I can't wait until Olivia's Winter Break is over, so we loyal readers can again be treated to Henry's postings and comments. I feel kind of lost.Henry, you should know: Your kind comment a few days ago attempting to pump up my fragile self-esteem had an actual effect on my life. I said, "Fuck yeah, maybe I can write." And I worked for about three hours on Monday on a short story that had been festering as a skeleton of ideas in my head for a while. And suddenly I find myself researching and considering the possibility of taking a writing class in the evenings this Spring.When my motivation again wanes, I may ask you to cut and paste your remark into a new comment.

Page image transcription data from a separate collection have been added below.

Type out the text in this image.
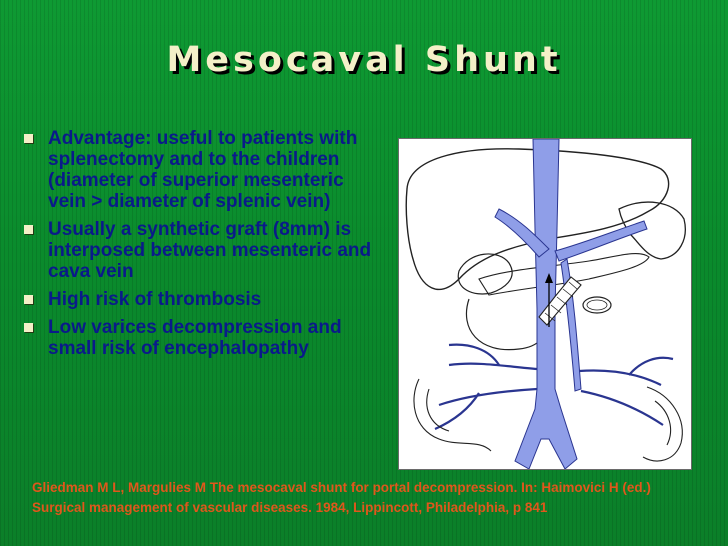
Mesocaval Shunt
Advantage: useful to patients with splenectomy and to the children (diameter of superior mesenteric vein > diameter of splenic vein)
Usually a synthetic graft (8mm) is interposed between mesenteric and cava vein
High risk of thrombosis
Low varices decompression and small risk of encephalopathy
Gliedman M L, Margulies M The mesocaval shunt for portal decompression. In: Haimovici H (ed.) Surgical management of vascular diseases. 1984, Lippincott, Philadelphia, p 841
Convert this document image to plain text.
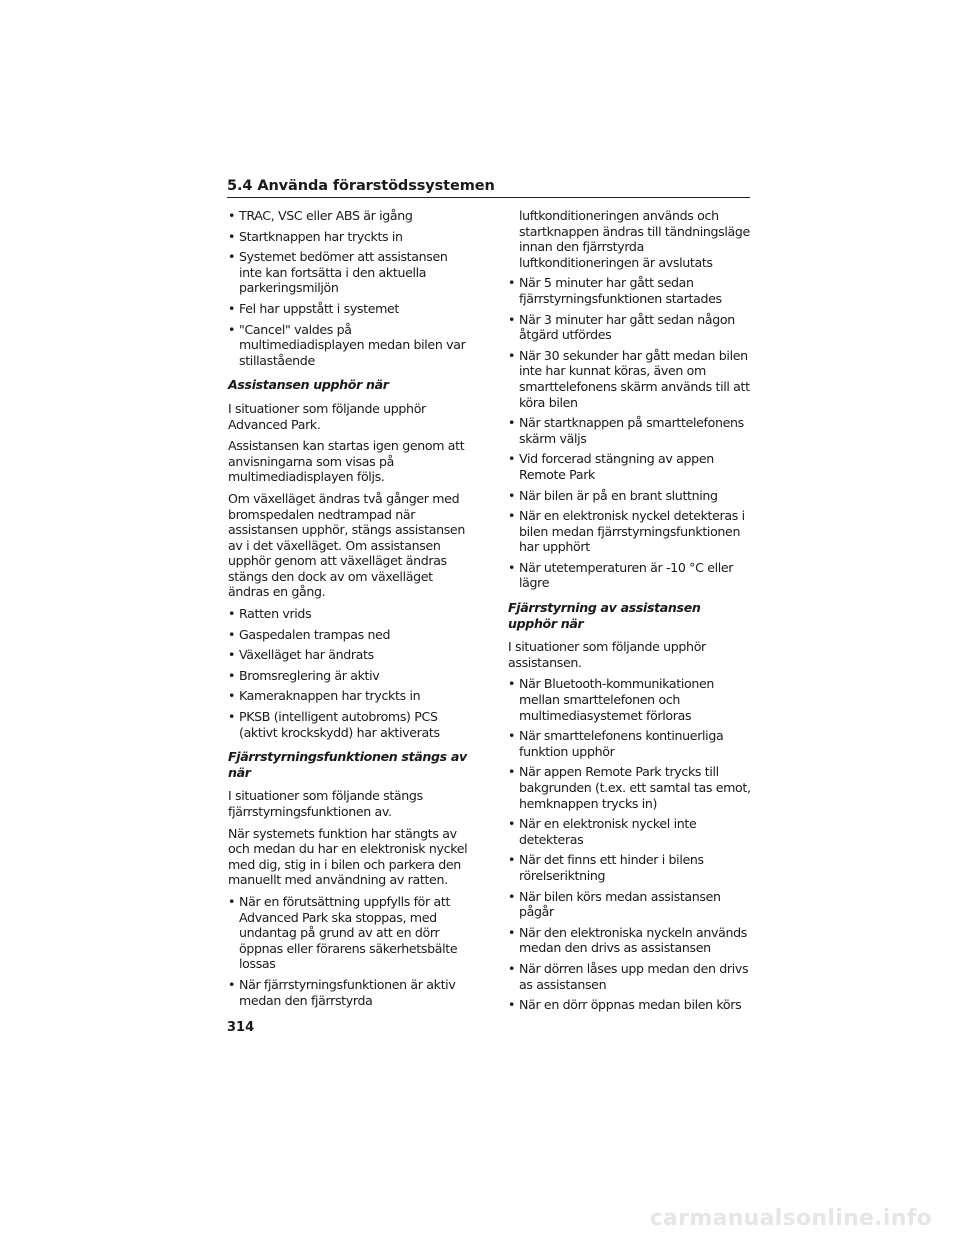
5.4 Använda förarstödssystemen
• TRAC, VSC eller ABS är igång
• Startknappen har tryckts in
• Systemet bedömer att assistansen inte kan fortsätta i den aktuella parkeringsmiljön
• Fel har uppstått i systemet
• "Cancel" valdes på multimediadisplayen medan bilen var stillastående
Assistansen upphör när

I situationer som följande upphör Advanced Park.

Assistansen kan startas igen genom att anvisningarna som visas på multimediadisplayen följs.

Om växelläget ändras två gånger med bromspedalen nedtrampad när assistansen upphör, stängs assistansen av i det växelläget. Om assistansen upphör genom att växelläget ändras stängs den dock av om växelläget ändras en gång.

• Ratten vrids
• Gaspedalen trampas ned
• Växelläget har ändrats
• Bromsreglering är aktiv
• Kameraknappen har tryckts in
• PKSB (intelligent autobroms) PCS (aktivt krockskydd) har aktiverats
Fjärrstyrningsfunktionen stängs av när

I situationer som följande stängs fjärrstyrningsfunktionen av.

När systemets funktion har stängts av och medan du har en elektronisk nyckel med dig, stig in i bilen och parkera den manuellt med användning av ratten.

• När en förutsättning uppfylls för att Advanced Park ska stoppas, med undantag på grund av att en dörr öppnas eller förarens säkerhetsbälte lossas
• När fjärrstyrningsfunktionen är aktiv medan den fjärrstyrda
luftkonditioneringen används och startknappen ändras till tändningsläge innan den fjärrstyrda luftkonditioneringen är avslutats
• När 5 minuter har gått sedan fjärrstyrningsfunktionen startades
• När 3 minuter har gått sedan någon åtgärd utfördes
• När 30 sekunder har gått medan bilen inte har kunnat köras, även om smarttelefonens skärm används till att köra bilen
• När startknappen på smarttelefonens skärm väljs
• Vid forcerad stängning av appen Remote Park
• När bilen är på en brant sluttning
• När en elektronisk nyckel detekteras i bilen medan fjärrstyrningsfunktionen har upphört
• När utetemperaturen är -10 °C eller lägre
Fjärrstyrning av assistansen upphör när

I situationer som följande upphör assistansen.

• När Bluetooth-kommunikationen mellan smarttelefonen och multimediasystemet förloras
• När smarttelefonens kontinuerliga funktion upphör
• När appen Remote Park trycks till bakgrunden (t.ex. ett samtal tas emot, hemknappen trycks in)
• När en elektronisk nyckel inte detekteras
• När det finns ett hinder i bilens rörelseriktning
• När bilen körs medan assistansen pågår
• När den elektroniska nyckeln används medan den drivs as assistansen
• När dörren låses upp medan den drivs as assistansen
• När en dörr öppnas medan bilen körs
314
carmanualsonline.info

That’s incredible, thank you. It’s just as good for my self-esteem that you wrote that. I’d love to read anything that you’ve done, past or present. I need to do my paying job during Olivia’s afternoon nap so I don’t have much time to do any other writing. I hope I haven’t started any arguments with you and your wife about having kids. Olivia’s like an advertisement for child bearing. Though since having a baby I want everyone else to have babies as well. I was totally unprepared but I’ve managed to do it.
Oh, no arguments. We both want kids, and we're roughly on the same page as to when to do it. If anything, I'm a little more eager than she is. I always expected to have a baby on the ground by age 30. I'm running nearly three years late, but, then again, I procrastinate in just about every area of my life.As for reading anything I've written, I really appreciate the offer, and I may take you up on it. First, though, I have to generate something non-humiliating.